Comment évaluez-vous le QI ?
On a une méthode qui s’appelle Criter, avec six critères. Le premier élément est la compétence : est-ce que j’ai la compétence pour gérer une situation ? Un négociateur est certes compétent dans son métier mais est-ce qu’il l’est par rapport à un profil type ou une culture particulière ? Le deuxième point, ce sont les ressources internes : sa capacité à gérer son stress et ses émotions.
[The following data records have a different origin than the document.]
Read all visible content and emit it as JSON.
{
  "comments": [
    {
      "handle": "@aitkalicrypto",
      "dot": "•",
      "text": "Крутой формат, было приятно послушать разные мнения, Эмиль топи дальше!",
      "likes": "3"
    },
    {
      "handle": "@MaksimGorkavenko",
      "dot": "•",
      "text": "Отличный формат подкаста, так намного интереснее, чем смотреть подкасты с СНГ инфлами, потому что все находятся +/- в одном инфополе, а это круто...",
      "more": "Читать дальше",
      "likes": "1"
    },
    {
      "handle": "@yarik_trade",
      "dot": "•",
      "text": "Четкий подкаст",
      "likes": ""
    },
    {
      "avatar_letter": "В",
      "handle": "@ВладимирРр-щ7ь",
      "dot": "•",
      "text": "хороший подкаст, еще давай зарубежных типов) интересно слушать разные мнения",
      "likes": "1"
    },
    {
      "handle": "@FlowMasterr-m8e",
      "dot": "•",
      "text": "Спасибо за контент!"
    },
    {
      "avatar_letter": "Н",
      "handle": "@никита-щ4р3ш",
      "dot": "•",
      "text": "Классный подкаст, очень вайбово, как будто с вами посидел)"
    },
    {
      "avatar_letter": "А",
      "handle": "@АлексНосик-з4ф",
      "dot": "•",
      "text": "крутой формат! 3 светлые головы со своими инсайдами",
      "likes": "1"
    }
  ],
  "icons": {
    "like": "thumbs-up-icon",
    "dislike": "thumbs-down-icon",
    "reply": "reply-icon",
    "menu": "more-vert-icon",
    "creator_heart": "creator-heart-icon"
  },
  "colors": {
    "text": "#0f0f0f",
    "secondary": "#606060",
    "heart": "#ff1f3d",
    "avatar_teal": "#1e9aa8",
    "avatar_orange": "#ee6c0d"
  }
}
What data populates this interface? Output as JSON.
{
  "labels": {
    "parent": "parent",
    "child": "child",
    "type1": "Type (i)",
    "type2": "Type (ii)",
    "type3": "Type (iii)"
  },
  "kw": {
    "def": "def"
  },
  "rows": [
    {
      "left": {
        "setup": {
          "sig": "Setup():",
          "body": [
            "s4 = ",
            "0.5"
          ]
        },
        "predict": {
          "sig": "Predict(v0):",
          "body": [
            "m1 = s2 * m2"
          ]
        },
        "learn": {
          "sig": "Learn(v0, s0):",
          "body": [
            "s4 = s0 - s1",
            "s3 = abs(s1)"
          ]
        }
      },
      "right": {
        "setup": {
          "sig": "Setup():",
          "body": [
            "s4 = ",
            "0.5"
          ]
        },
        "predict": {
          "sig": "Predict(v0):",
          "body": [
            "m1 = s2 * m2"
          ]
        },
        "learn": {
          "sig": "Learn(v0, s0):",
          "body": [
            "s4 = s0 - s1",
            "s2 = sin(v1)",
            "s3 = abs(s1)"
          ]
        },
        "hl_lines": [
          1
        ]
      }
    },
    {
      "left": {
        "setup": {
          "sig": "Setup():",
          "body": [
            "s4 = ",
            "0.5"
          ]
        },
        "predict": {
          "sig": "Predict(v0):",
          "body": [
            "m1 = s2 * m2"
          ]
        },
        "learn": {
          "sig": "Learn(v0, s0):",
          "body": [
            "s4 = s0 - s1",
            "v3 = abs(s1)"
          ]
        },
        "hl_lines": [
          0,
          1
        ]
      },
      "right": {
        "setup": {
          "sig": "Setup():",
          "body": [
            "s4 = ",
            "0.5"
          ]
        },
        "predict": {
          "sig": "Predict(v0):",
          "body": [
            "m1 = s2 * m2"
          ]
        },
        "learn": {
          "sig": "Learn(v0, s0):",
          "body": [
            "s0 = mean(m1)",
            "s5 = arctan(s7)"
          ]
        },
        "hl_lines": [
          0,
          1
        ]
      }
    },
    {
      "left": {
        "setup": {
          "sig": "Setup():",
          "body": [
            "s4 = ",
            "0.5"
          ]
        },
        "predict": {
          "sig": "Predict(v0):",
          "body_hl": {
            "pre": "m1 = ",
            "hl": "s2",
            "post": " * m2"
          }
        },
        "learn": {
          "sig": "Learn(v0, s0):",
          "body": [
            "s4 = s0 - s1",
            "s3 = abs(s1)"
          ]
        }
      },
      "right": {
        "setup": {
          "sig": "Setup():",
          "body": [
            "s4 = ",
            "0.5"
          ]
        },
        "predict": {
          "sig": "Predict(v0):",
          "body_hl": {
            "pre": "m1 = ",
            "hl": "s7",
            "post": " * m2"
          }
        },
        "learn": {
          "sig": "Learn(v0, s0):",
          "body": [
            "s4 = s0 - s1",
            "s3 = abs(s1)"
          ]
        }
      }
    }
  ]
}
Ensuite les informations : est-ce que j’ai toutes les infos, quelle est leur qualité et comment je réagis face à ça ? La question du temps est aussi clé : est-ce que j’apprécie la pression du temps ? Viennent ensuite les enjeux de la situation. On peut arriver sur certains dossiers qui vont ressembler à une situation qu’on a déjà connue par le passé ou qui vont avoir un enjeu que l’on n’aura pas anticipé et qui va inhiber le négociateur. Enfin, est-ce que je suis tout seul à gérer l’affaire ? Est-ce que je ne dois m’appuyer que sur mes connaissances ou est-ce que j’ai une équipe autour de moi qui peut m’apporter de la ressource ?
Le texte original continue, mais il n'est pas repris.